Soon they head off on their expedition set to embark for the Amazon, except it’s not presented in any way we’ve seen before; it’s an ecosystem of monstrosity and we are continually conditioned to understand how such a being could exist. Everything in this jungle is bred to be killers.

Blending a bit of Heart of Darkness and The African Queen on a budget, their Captain Lucas (Nestor Paiva), guides them to the black lagoon — the paradise lost — though no one has ever come back to talk about it. Each has their own way of coping. Carlson is generally a monotone albeit principled lead agile with a scuba tank and spear gun. By his side, Adams always has a constant congeniality — there’s a brightness in her eyes making her heroines alive from the inside out.

But she’s also a point of contention between David and Mark, who both hold a claim to her. It’s true Mark is a testy even maniacal ringleader, who garners a bit of a Captain Ahab complex in pursuit of the creature. The details and dialogue are not always polished, but there’s an agreeable atmosphere to the picture as it verges and willfully plunges into the depths of its own camp.

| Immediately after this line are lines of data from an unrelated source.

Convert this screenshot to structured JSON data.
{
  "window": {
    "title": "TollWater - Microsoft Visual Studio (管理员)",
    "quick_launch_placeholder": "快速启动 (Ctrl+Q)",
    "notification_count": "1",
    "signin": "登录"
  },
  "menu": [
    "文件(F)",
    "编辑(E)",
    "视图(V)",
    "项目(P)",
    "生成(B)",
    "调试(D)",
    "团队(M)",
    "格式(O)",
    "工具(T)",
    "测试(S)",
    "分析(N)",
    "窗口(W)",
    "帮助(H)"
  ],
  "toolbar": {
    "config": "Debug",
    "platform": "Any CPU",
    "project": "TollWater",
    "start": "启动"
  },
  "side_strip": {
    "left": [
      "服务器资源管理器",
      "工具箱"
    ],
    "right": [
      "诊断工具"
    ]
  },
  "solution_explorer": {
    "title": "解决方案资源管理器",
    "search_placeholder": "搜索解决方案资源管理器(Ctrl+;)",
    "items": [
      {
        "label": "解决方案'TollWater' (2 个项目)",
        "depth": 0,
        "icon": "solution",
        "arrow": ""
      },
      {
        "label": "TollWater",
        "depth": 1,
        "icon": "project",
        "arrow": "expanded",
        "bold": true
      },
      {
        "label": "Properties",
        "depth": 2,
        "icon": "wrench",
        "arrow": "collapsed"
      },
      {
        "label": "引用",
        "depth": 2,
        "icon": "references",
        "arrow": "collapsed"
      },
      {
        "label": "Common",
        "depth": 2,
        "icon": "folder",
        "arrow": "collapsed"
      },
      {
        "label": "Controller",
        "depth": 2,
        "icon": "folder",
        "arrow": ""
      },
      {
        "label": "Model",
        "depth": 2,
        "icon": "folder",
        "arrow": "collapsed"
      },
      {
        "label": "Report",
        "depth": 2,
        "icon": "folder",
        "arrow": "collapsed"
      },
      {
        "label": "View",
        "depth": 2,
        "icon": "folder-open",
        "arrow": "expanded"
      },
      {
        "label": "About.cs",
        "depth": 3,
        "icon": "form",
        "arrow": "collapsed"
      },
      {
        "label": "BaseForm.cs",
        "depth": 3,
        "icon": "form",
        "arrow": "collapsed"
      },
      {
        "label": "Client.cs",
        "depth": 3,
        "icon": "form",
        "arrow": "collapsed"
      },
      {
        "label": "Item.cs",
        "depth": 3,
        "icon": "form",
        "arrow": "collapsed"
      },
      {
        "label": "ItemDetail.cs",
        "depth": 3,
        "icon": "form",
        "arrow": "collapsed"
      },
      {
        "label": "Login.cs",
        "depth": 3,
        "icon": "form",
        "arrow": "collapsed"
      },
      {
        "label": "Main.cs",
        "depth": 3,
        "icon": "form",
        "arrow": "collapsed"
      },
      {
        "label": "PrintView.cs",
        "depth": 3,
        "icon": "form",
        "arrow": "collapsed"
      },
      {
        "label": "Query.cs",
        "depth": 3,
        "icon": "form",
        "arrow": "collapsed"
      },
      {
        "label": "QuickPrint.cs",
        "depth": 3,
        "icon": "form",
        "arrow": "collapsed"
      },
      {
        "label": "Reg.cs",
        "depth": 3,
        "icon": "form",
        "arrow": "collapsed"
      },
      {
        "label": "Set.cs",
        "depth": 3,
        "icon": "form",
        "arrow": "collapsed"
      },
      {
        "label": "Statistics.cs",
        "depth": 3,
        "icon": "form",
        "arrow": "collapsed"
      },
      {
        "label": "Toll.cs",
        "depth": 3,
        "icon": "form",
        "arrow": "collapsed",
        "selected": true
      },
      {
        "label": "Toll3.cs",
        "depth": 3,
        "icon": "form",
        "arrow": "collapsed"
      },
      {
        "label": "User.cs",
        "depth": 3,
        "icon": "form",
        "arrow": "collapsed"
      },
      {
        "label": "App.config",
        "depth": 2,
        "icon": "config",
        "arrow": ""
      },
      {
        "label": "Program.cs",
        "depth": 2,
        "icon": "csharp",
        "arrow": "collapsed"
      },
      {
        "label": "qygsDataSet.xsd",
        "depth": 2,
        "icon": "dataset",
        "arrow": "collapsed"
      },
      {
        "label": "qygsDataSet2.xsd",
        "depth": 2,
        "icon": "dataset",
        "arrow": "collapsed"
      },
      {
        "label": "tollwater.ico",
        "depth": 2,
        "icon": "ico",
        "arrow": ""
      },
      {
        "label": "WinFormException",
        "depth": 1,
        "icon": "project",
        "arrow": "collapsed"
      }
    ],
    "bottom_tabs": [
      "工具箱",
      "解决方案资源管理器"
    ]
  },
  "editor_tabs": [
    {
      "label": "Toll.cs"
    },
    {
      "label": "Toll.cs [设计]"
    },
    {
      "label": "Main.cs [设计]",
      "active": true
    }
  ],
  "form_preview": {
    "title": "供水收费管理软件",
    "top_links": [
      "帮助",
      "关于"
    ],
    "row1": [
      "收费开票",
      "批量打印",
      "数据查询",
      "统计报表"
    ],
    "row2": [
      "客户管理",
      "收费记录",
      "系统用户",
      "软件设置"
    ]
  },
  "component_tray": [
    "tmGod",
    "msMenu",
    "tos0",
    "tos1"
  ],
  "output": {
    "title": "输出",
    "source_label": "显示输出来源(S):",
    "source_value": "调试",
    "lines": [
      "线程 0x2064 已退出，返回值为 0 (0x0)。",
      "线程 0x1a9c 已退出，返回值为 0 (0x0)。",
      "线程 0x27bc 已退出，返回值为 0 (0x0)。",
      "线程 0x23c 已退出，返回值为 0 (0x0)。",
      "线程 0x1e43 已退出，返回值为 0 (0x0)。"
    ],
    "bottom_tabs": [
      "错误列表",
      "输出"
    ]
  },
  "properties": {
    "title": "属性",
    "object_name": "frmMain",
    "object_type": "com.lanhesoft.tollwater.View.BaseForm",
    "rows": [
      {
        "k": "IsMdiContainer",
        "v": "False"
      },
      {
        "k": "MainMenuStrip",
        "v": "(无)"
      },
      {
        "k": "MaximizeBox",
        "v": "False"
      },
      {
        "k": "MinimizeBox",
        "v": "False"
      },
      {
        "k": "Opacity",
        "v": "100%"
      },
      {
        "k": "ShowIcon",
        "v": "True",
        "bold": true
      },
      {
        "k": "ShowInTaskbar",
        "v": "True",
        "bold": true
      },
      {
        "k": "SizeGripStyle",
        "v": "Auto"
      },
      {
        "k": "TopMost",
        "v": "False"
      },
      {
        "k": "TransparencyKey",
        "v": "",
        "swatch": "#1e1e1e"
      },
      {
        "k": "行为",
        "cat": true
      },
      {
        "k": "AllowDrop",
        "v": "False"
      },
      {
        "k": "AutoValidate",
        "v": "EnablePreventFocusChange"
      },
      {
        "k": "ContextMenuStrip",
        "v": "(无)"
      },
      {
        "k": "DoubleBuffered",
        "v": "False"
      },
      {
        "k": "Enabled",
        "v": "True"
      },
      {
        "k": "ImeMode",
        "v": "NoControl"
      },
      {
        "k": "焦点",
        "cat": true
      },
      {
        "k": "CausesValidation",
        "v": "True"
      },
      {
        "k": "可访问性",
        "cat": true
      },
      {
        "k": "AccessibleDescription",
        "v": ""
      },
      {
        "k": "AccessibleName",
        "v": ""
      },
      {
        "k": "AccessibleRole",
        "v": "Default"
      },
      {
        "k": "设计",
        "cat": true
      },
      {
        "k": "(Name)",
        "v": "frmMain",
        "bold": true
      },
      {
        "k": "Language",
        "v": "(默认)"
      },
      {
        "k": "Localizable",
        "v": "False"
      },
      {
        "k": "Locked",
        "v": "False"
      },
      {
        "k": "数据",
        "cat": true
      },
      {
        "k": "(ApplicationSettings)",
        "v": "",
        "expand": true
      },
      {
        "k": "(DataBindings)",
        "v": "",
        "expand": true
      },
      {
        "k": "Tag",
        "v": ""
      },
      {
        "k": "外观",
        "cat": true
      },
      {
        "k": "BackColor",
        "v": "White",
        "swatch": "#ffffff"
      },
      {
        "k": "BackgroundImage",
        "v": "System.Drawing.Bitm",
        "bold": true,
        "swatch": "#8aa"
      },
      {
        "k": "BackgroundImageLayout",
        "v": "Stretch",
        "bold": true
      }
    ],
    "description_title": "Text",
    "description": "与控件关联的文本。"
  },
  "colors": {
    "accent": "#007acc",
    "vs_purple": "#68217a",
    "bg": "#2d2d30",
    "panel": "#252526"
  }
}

And yet even as it begins to cull the dark unknown depths, not only is there a forum provided for extensive underwater sequences, something curious begins to happen. In some way, we are put into the headspace of the creature. Yes, he has violent tendencies as the scientists look to track him down, and he becomes bolder, even coming aboard their steamer.

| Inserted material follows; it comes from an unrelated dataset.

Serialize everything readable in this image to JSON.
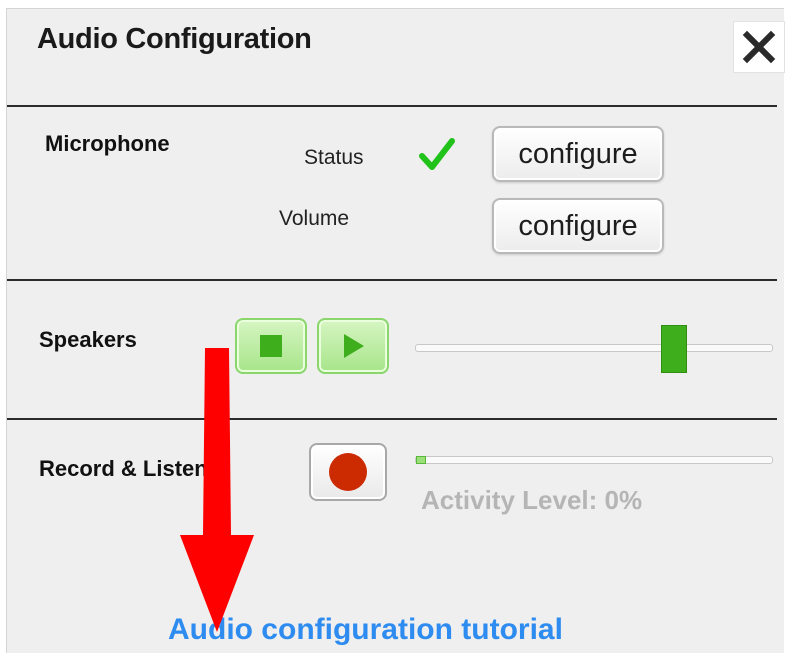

But as it progresses, The Creature from the Black Lagoon becomes a kind of underwater King Kong as they try to capture him and bring their findings back to civilization even as he pursues the one thing that can provide him some semblance of love. It cannot bode well…Because even as they drug the water and reel in the creature for good, there is this underlying sense of unease. Sure enough, he is not meant to be held in bondage, and he redoubles his efforts to impede them from leaving the lagoon. Suddenly, he feels less like a mindless animal and evolves more and more into a monstrosity with a mind of his own.

In fact, as the crew pursues this quest for the creature, it winds up saying as much if not more about the state of mankind. Suddenly The Creature from The Black Lagoon isn’t so black…perhaps it’s the people who drive him to such outbursts of violence etc. It’s a weirdly sensitive perspective to come out of a monster movie with.

Julie Adams may have summed it up best when she noted, “There always is that feeling of compassion for the monster. I think maybe it touches something in ourselves, maybe the darker parts of ourselves, that long to be loved and think they really can’t ever be loved. It strikes a chord within us.”

Whether it’s a stretch or not, we too are that creature, unknowable and unlovable on so many accounts, but still searching tirelessly for affection. It starts sounding less like an amphibious King Kong, and more like Frankenstein’s monster — a super creature missing the most important building block of life: reciprocated love. Perhaps they are one and the same.